Gazeteci Nagehan Alçı’nın 2013 yılında bir televizyon kanalında sunduğu programın yayından kaldırılması üzerine bir X (Twitter) kullanıcısı, "Gündüzleri kaynım bana kaydı, akşamları Fidan kalsın mı? Ne yapsa olmuyor işte!" şeklinde bir paylaşımda bulunmuştu, Cumhuriyet Gazetesi yazarı Mine Kırıkkanat ise paylaşımı alıntılayarak "Taze kaşarın programı yayından kaldırılmış" ifadesini kullanmıştı.

Alçı'nın şikayeti üzerine 2014 yılında İstanbul 36'ncı Asliye Ceza Mahkemesi'nde görülen davada, Kırıkkanat'ın 'alenen hakaret' suçundan 2 bin 610 lira adli para cezasıyla cezalandırılmasına karar verilmişti.

Cezanın ardından Kırıkkanat konuyu AYM'ye taşıdı. Başvurusunda şikayete konu paylaşımın eleştirel mahiyette olduğunu savunan Kırıkkanat, 'kaşar' ifadesinin "çok deneyim kazanmak veya hoşa gitmeyen bir harekete ya da bir işe alışarak artık ondan üzüntü duymaz hale gelmek anlamındaki 'kaşarlanmak' olarak kullanıldığını", bu ifadesiyle Alçı’nın programını eleştirdiğini, ancak mahkemenin gerekçe açıklamadığını ve ifade özgürlüğünün ihlal edildiğini ileri sürdü.

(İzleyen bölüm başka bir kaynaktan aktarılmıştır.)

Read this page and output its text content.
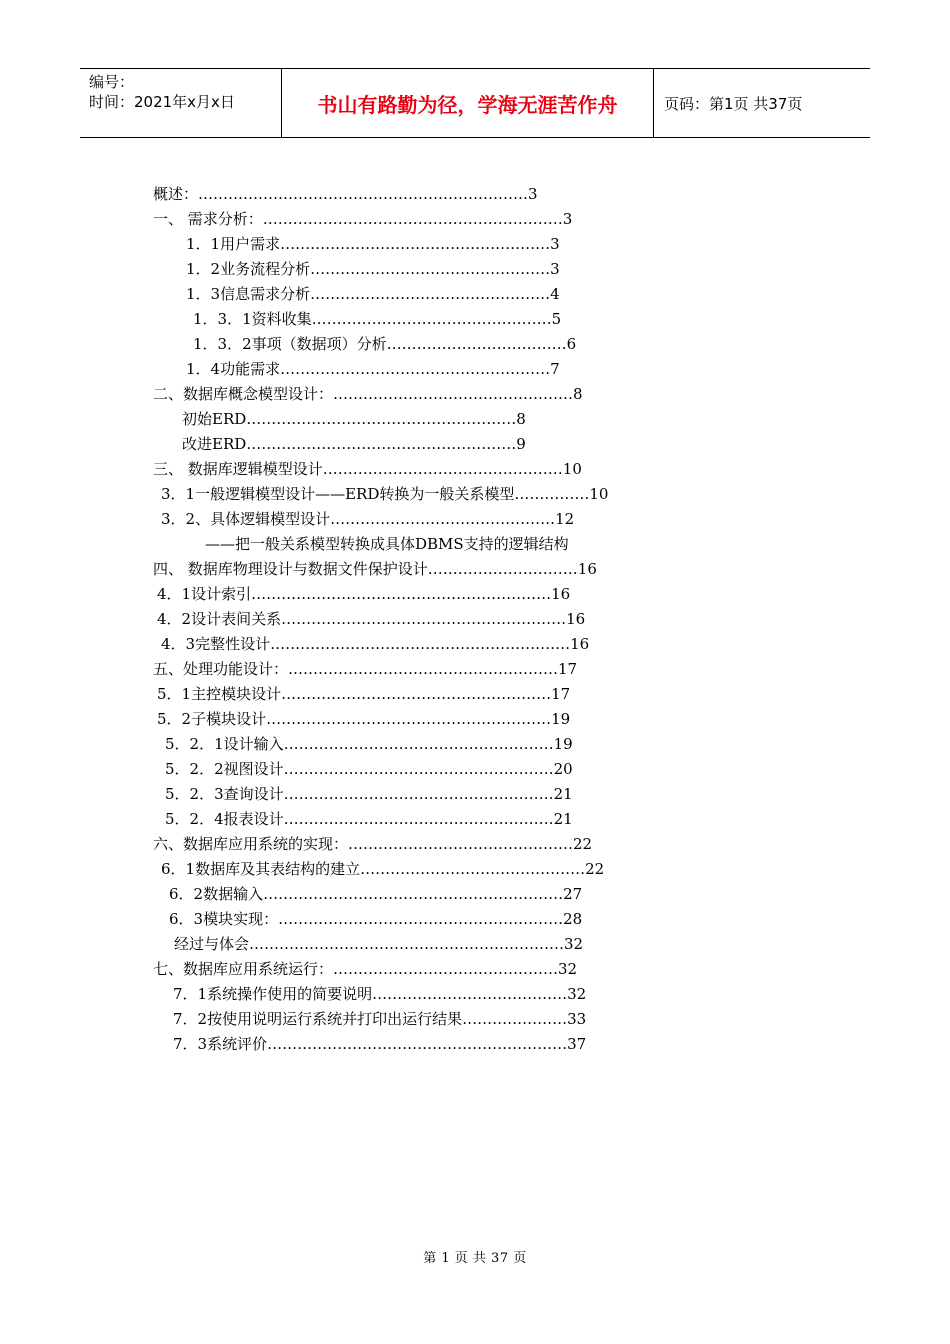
编号：
时间：2021年x月x日	书山有路勤为径，学海无涯苦作舟	页码：第1页 共37页
概述：…………………………………………………………3
一、 需求分析：……………………………………………………3
1．1用户需求………………………………………………3
1．2业务流程分析…………………………………………3
1．3信息需求分析…………………………………………4
1．3．1资料收集…………………………………………5
1．3．2事项（数据项）分析………………………………6
1．4功能需求………………………………………………7
二、数据库概念模型设计：…………………………………………8
初始ERD………………………………………………8
改进ERD………………………………………………9
三、 数据库逻辑模型设计…………………………………………10
3．1一般逻辑模型设计——ERD转换为一般关系模型……………10
3．2、具体逻辑模型设计………………………………………12
——把一般关系模型转换成具体DBMS支持的逻辑结构
四、 数据库物理设计与数据文件保护设计…………………………16
4．1设计索引……………………………………………………16
4．2设计表间关系…………………………………………………16
4．3完整性设计……………………………………………………16
五、处理功能设计：………………………………………………17
5．1主控模块设计………………………………………………17
5．2子模块设计…………………………………………………19
5．2．1设计输入………………………………………………19
5．2．2视图设计………………………………………………20
5．2．3查询设计………………………………………………21
5．2．4报表设计………………………………………………21
六、数据库应用系统的实现：………………………………………22
6．1数据库及其表结构的建立………………………………………22
6．2数据输入……………………………………………………27
6．3模块实现：…………………………………………………28
经过与体会………………………………………………………32
七、数据库应用系统运行：………………………………………32
7．1系统操作使用的简要说明…………………………………32
7．2按使用说明运行系统并打印出运行结果…………………33
7．3系统评价……………………………………………………37
第 1 页 共 37 页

'Güvenilmez kurumlar' araştırması: İlk sırada siyasi partiler, sonra Diyanet 'Güvenilmez kurumlar' araştırması: İlk sırada siyasi partiler, sonra Diyanet

Başvuruyu değerlendiren Yüksek Mahkeme'nin gerekçeli kararı, Resmi Gazete'nin bugünkü sayısında yayımlandı. Kararda, şöyle denildi:

*Başvurucu, şikayete konu paylaşımdaki 'kaşar' ibaresinin bir hareketle çok deneyim kazanmak veya hoşa gitmeyen bir harekete ya da bir işe alışarak artık ondan üzüntü duymaz hale gelmek anlamındaki 'kaşarlanmak' tabiri temelinde kullandığını ve söz konusu ifade ile müştekinin yaptığı programı eleştirdiğini ileri sürmektedir. Ancak başvurucunun paylaşımındaki şikayete konu ifadenin hangi anlamda kullanıldığı ve müştekiyi ne şekilde rencide ettiğinin Mahkeme tarafından değerlendirilmediği görülmüştür. Mahkeme yalnızca şikayete konu ifadenin başvurucu tarafından paylaşıldığını ve şikayetin yasal süresi içinde yapıldığını tespit etmekle yetinmiş; başvurucu ile müşteki arasında bir husumet bulunup bulunmadığını, başvuruya konu ifadenin dile getirilme nedenini, kullanılan sözün arka planı olup olmadığını, müştekinin önceki davranışları nedeniyle kendisine yöneltilen sözlere katlanması gerekip gerekmediğini tartışmaksızın başvurucuyu hakaret suçundan mahkum etmiştir. Mahkeme, taraflar arasındaki olayların ve yapılan paylaşımın bütününe bakarak başvurucunun ifade özgürlüğü ile müştekinin şeref ve itibarın korunması hakkı arasında bir denge kurmaya çalışmamış; değerlendirme yapmaksızın söz konusu ifadenin hakaret suçunu oluşturduğunu kabul etmiştir.

*Sonuç olarak yukarıdaki açıklamalarla birlikte değerlendirildiğinde ilk derece mahkemesi karar verirken kullanılan ifadeleri bağlamından koparmaksızın olayın bütünselliği içinde değerlendirmemiş, başvurucunun mahkumiyetinin zorunlu bir ihtiyacı karşıladığını ortaya koyamamıştır. Mahkemenin ileri sürdüğü gerekçe başvurucunun ifade özgürlüğü hakkına yapılan müdahale için ilgili ve yeterli olarak kabul edilemez.

*Açıklanan gerekçelerle Anayasa'nın 26'ncı maddesinde güvence altına alınan ifade özgürlüğünün ihlal edildiğine karar verilmesi gerekir.

Kırıkkanat'a 10 bin lira tazminat

AYM, Mine Kırıkkanat’ın ifade özgürlüğünün ihlal edildiğine oy birliğiyle karar verdi. AYM, yeniden yargılama yapılması için dosyayı İstanbul 36. Asliye Ceza Mahkemesi'ne gönderdi ve Mine Kırıkkanat'a 10 bin lira tazminat ödenmesini hükmetti.